There he was asked to read the answer which Lt Col A.D. Vladimirov — head of the 5th section, Irkutsk department of internal affairs — had given to the letter to USSR Minister of Internal Affairs Shchelokov dated 3 October 1979. Antonyuk would stay in exile in Bodaibo, he had already been allowed to leave the area once; concerning medical treatment he should apply to the Ministry of Health. After Antonyuk had read the letter Captain E.I. Blinov, head of the Bodaibo Town internal affairs office, told Antonyuk to start work: “Drs Melnikov and Volkov consider you fit to live and work in Bodaibo.”

On 3 December 1979, Blinov told Antonyuk that he could go back to Irkutsk for a medical examination, but first he must find a job, any job. “It’s important for me that you should be working. When the doctors have made out all your documents, then we can decide the question of your making a trip. Find yourself a job.” Antonyuk had hoped that, even if only during his holiday, he would be allowed to go to Kiev to be examined by good specialists. A telegram arrived from him on 30 December 1979, however, which said: “Leave refused today because unemployed.”

*

[7]

Some of the literature confiscated from S. GERMANYUK (CCE 53.29) during a search on 22 March 1979 has been returned to him. This happened, he writes in a letter, “after a protest by fellow-believers” — Germanyuk is a Baptist.

*

[8]

V. DOLISHNY (CCE 52.5-2) is working as a labourer in a state farm garage.

*

[9]

Pyotr GLADUN (b. 1938), a Jehovah’s Witness, is serving his term of exile in Yakutia (Zyryanka settlement, Verkhne-Kolymsky district).

In 1962 he finished a term of imprisonment for refusing to serve in the Army, on religious grounds. In 1974 he was sentenced in Ivano-Frankovsk (west Ukraine) to four years in strict-regime camps and three years in exile under religious Article 209 (UkSSR Criminal Code = Article 227 of the RSFSR Code). He described the circumstances of the second arrest as follows:

“In 1974, after I had refused to be recruited by the relevant organs, a search was conducted in my flat. On finding nothing, they took 60 roubles out of my wife’s purse (for examination) and linked me to the case of three women who were already being held for investigation. They found three witnesses, which was not very difficult…”

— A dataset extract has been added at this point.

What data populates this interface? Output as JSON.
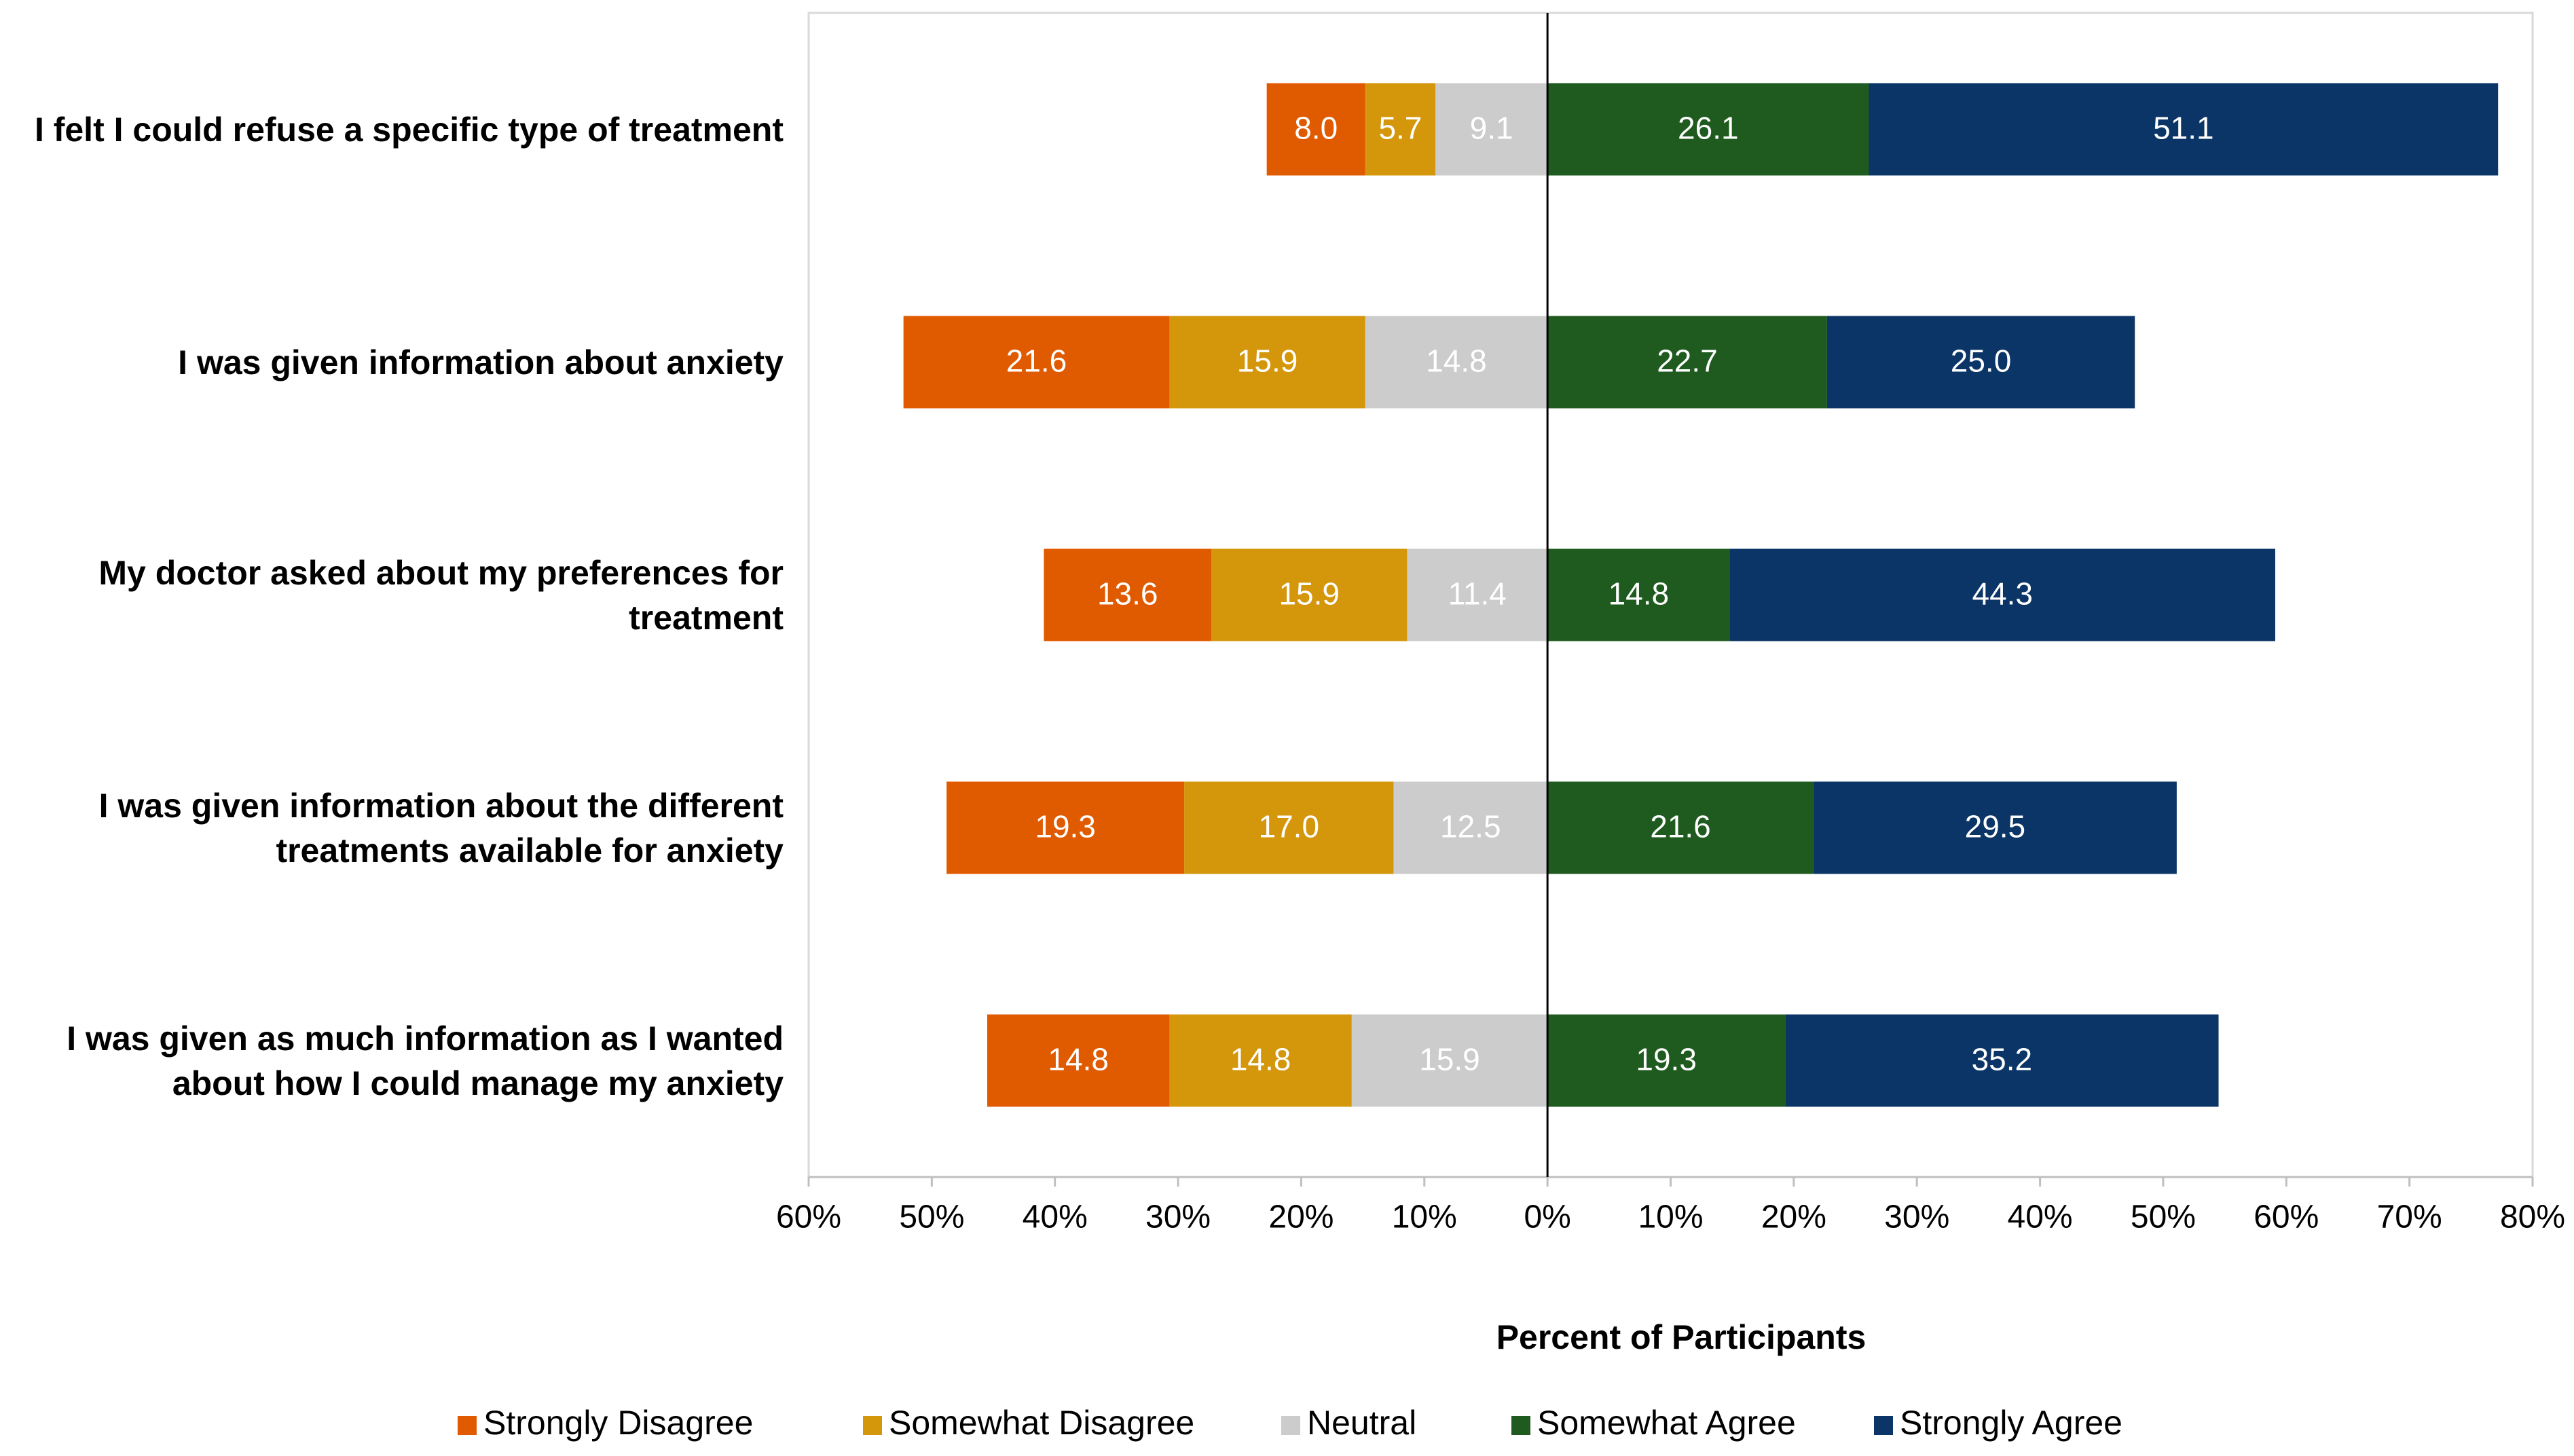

Gladun was working as a lathe-operator, but in March 1979 he had an accident at work in which he broke his right arm. The bone at the elbow has still not healed.

==========================================

NOTES

  1. On Chornovil, see CCE 5.4, CCE 7.13, CCE 23.9 [3], CCE 24.3 and Name Index.
    ↩︎
  2. Ilf and Petrov, natives of Odessa, were famous in the 1920s and 1930s for their humorous stories and reports: the Twelve Chairs (1928) and The Golden Calf (1931) satirical descriptions of post-revolutionary society, and One-Storey America (1937), an account of their travels around the USA. ↩︎
  3. 22nd Party Congress, 1961. This gathering continued the work of the preceding Congress and resulted, notably, in the removal of Stalin’s embalmed body from (and reburial next to) the Mausoleum on Red Square in Moscow.